Integer scaling is a technique which takes each pixel and times it by four. The resulting values are identical to their original values, but the user retains clarity and sharpness in the image all along the way. Current upscaling techniques append color values for pixels, which leaves lines and text blurry in games. Nearest neighbor interpolation carries out a similar task, but is a bit more precise, leaving games with the same loss in image quality.
These current upscaling techniques create a blur which is especially noticeable in pixel art games. With 4K screens becoming more common, the RTX 2080 Ti staggers along by fitting all 8,294,400 pixels at once. This is far from ideal and reformation is overdue. Integer scaling allows you to drop the resolution, take a load off your GPU, all while keeping the visual quality the same.
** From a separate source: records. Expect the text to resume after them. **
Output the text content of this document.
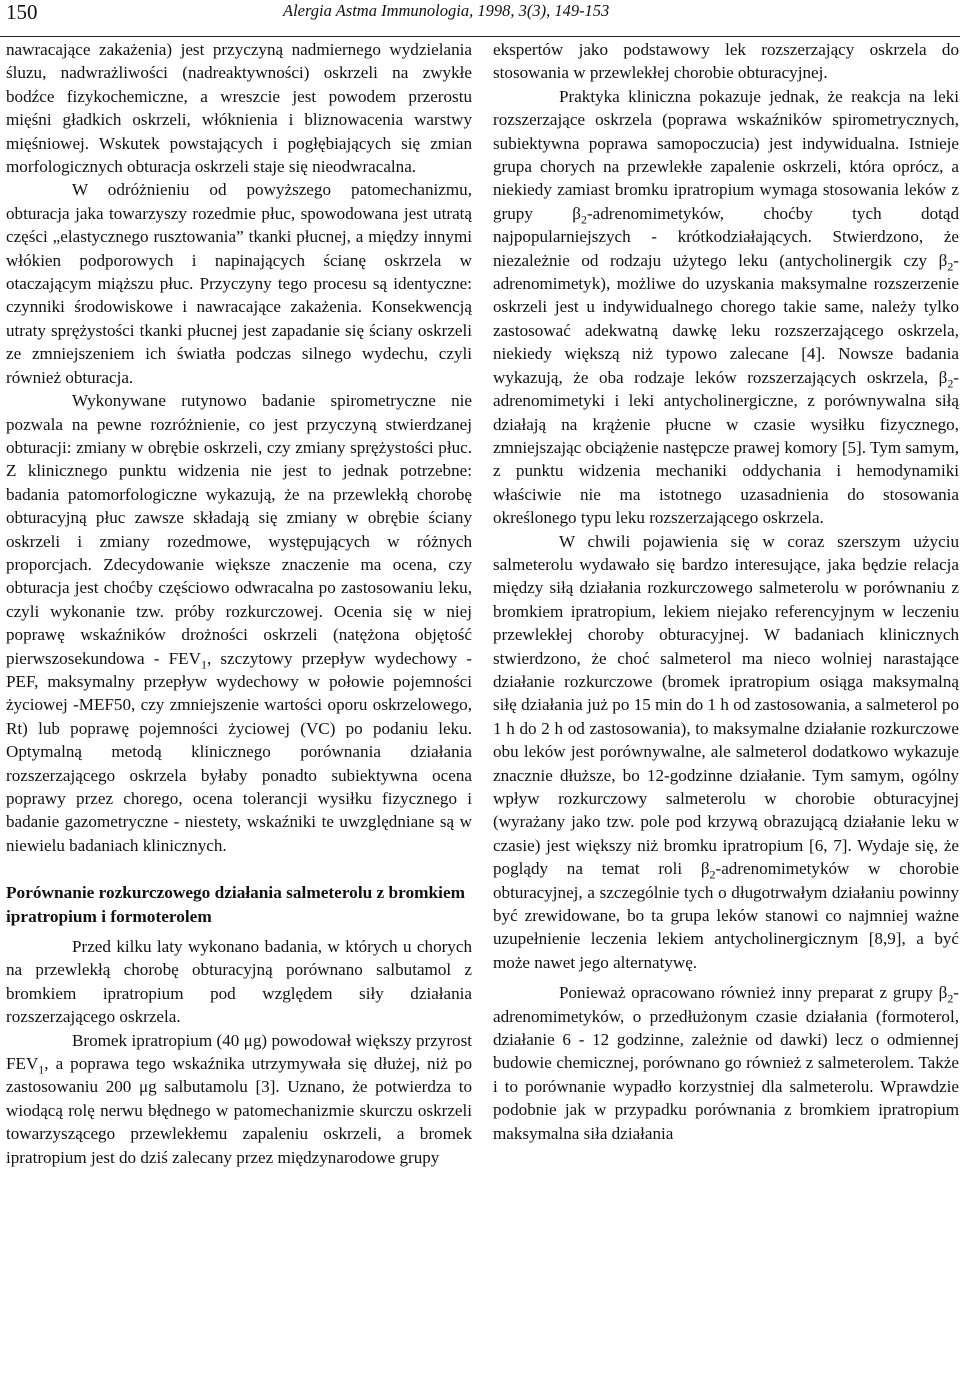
150	Alergia Astma Immunologia, 1998, 3(3), 149-153

nawracające zakażenia) jest przyczyną nadmiernego wydzielania śluzu, nadwrażliwości (nadreaktywności) oskrzeli na zwykłe bodźce fizykochemiczne, a wreszcie jest powodem przerostu mięśni gładkich oskrzeli, włóknienia i bliznowacenia warstwy mięśniowej. Wskutek powstających i pogłębiających się zmian morfologicznych obturacja oskrzeli staje się nieodwracalna.

W odróżnieniu od powyższego patomechanizmu, obturacja jaka towarzyszy rozedmie płuc, spowodowana jest utratą części „elastycznego rusztowania” tkanki płucnej, a między innymi włókien podporowych i napinających ścianę oskrzela w otaczającym miąższu płuc. Przyczyny tego procesu są identyczne: czynniki środowiskowe i nawracające zakażenia. Konsekwencją utraty sprężystości tkanki płucnej jest zapadanie się ściany oskrzeli ze zmniejszeniem ich światła podczas silnego wydechu, czyli również obturacja.

Wykonywane rutynowo badanie spirometryczne nie pozwala na pewne rozróżnienie, co jest przyczyną stwierdzanej obturacji: zmiany w obrębie oskrzeli, czy zmiany sprężystości płuc. Z klinicznego punktu widzenia nie jest to jednak potrzebne: badania patomorfologiczne wykazują, że na przewlekłą chorobę obturacyjną płuc zawsze składają się zmiany w obrębie ściany oskrzeli i zmiany rozedmowe, występujących w różnych proporcjach. Zdecydowanie większe znaczenie ma ocena, czy obturacja jest choćby częściowo odwracalna po zastosowaniu leku, czyli wykonanie tzw. próby rozkurczowej. Ocenia się w niej poprawę wskaźników drożności oskrzeli (natężona objętość pierwszosekundowa - $FEV_1$, szczytowy przepływ wydechowy -PEF, maksymalny przepływ wydechowy w połowie pojemności życiowej -MEF50, czy zmniejszenie wartości oporu oskrzelowego, Rt) lub poprawę pojemności życiowej (VC) po podaniu leku. Optymalną metodą klinicznego porównania działania rozszerzającego oskrzela byłaby ponadto subiektywna ocena poprawy przez chorego, ocena tolerancji wysiłku fizycznego i badanie gazometryczne - niestety, wskaźniki te uwzględniane są w niewielu badaniach klinicznych.

Porównanie rozkurczowego działania salmeterolu z bromkiem ipratropium i formoterolem

Przed kilku laty wykonano badania, w których u chorych na przewlekłą chorobę obturacyjną porównano salbutamol z bromkiem ipratropium pod względem siły działania rozszerzającego oskrzela.

Bromek ipratropium (40 μg) powodował większy przyrost $FEV_1$, a poprawa tego wskaźnika utrzymywała się dłużej, niż po zastosowaniu 200 μg salbutamolu [3]. Uznano, że potwierdza to wiodącą rolę nerwu błędnego w patomechanizmie skurczu oskrzeli towarzyszącego przewlekłemu zapaleniu oskrzeli, a bromek ipratropium jest do dziś zalecany przez międzynarodowe grupy

ekspertów jako podstawowy lek rozszerzający oskrzela do stosowania w przewlekłej chorobie obturacyjnej.

Praktyka kliniczna pokazuje jednak, że reakcja na leki rozszerzające oskrzela (poprawa wskaźników spirometrycznych, subiektywna poprawa samopoczucia) jest indywidualna. Istnieje grupa chorych na przewlekłe zapalenie oskrzeli, która oprócz, a niekiedy zamiast bromku ipratropium wymaga stosowania leków z grupy $\beta_2$-adrenomimetyków, choćby tych dotąd najpopularniejszych - krótkodziałających. Stwierdzono, że niezależnie od rodzaju użytego leku (antycholinergik czy $\beta_2-adrenomimetyk$), możliwe do uzyskania maksymalne rozszerzenie oskrzeli jest u indywidualnego chorego takie same, należy tylko zastosować adekwatną dawkę leku rozszerzającego oskrzela, niekiedy większą niż typowo zalecane [4]. Nowsze badania wykazują, że oba rodzaje leków rozszerzających oskrzela, $\beta_2$-adrenomimetyki i leki antycholinergiczne, z porównywalna siłą działają na krążenie płucne w czasie wysiłku fizycznego, zmniejszając obciążenie następcze prawej komory [5]. Tym samym, z punktu widzenia mechaniki oddychania i hemodynamiki właściwie nie ma istotnego uzasadnienia do stosowania określonego typu leku rozszerzającego oskrzela.

W chwili pojawienia się w coraz szerszym użyciu salmeterolu wydawało się bardzo interesujące, jaka będzie relacja między siłą działania rozkurczowego salmeterolu w porównaniu z bromkiem ipratropium, lekiem niejako referencyjnym w leczeniu przewlekłej choroby obturacyjnej. W badaniach klinicznych stwierdzono, że choć salmeterol ma nieco wolniej narastające działanie rozkurczowe (bromek ipratropium osiąga maksymalną siłę działania już po 15 min do 1 h od zastosowania, a salmeterol po 1 h do 2 h od zastosowania), to maksymalne działanie rozkurczowe obu leków jest porównywalne, ale salmeterol dodatkowo wykazuje znacznie dłuższe, bo 12-godzinne działanie. Tym samym, ogólny wpływ rozkurczowy salmeterolu w chorobie obturacyjnej (wyrażany jako tzw. pole pod krzywą obrazującą działanie leku w czasie) jest większy niż bromku ipratropium [6, 7]. Wydaje się, że poglądy na temat roli $\beta_2$-adrenomimetyków w chorobie obturacyjnej, a szczególnie tych o długotrwałym działaniu powinny być zrewidowane, bo ta grupa leków stanowi co najmniej ważne uzupełnienie leczenia lekiem antycholinergicznym [8,9], a być może nawet jego alternatywę.

Ponieważ opracowano również inny preparat z grupy $\beta_2$-adrenomimetyków, o przedłużonym czasie działania (formoterol, działanie 6 - 12 godzinne, zależnie od dawki) lecz o odmiennej budowie chemicznej, porównano go również z salmeterolem. Także i to porównanie wypadło korzystniej dla salmeterolu. Wprawdzie podobnie jak w przypadku porównania z bromkiem ipratropium maksymalna siła działania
Intel is certainly engaging its community, via Reddit and feedback, with its graphics card development. Here’s what marketing lead, Chris Hook had to say:
“So every time this stuff comes up, these get widely circulated. So they go to all the engineering leaders. We go on a little bit of a tour on them and we share them. The engineers love this stuff. They’re really really interested. They often delve into them, try to anticipate what we’re going to come in and talk about, what they think the community’s interested in. So these drive a lot of discussions”
Gen9 graphics cards won’t be supporting integer scaling, as most of the hardware in desktops and mobile chips before Ice Lake don’t support nearest-neighbor algorithms. This functionality will be available in the latest 10nm processors and Intel Xe, which arrives next year.
This new upscaling technique will be available via the Intel Graphics command center at the end of August.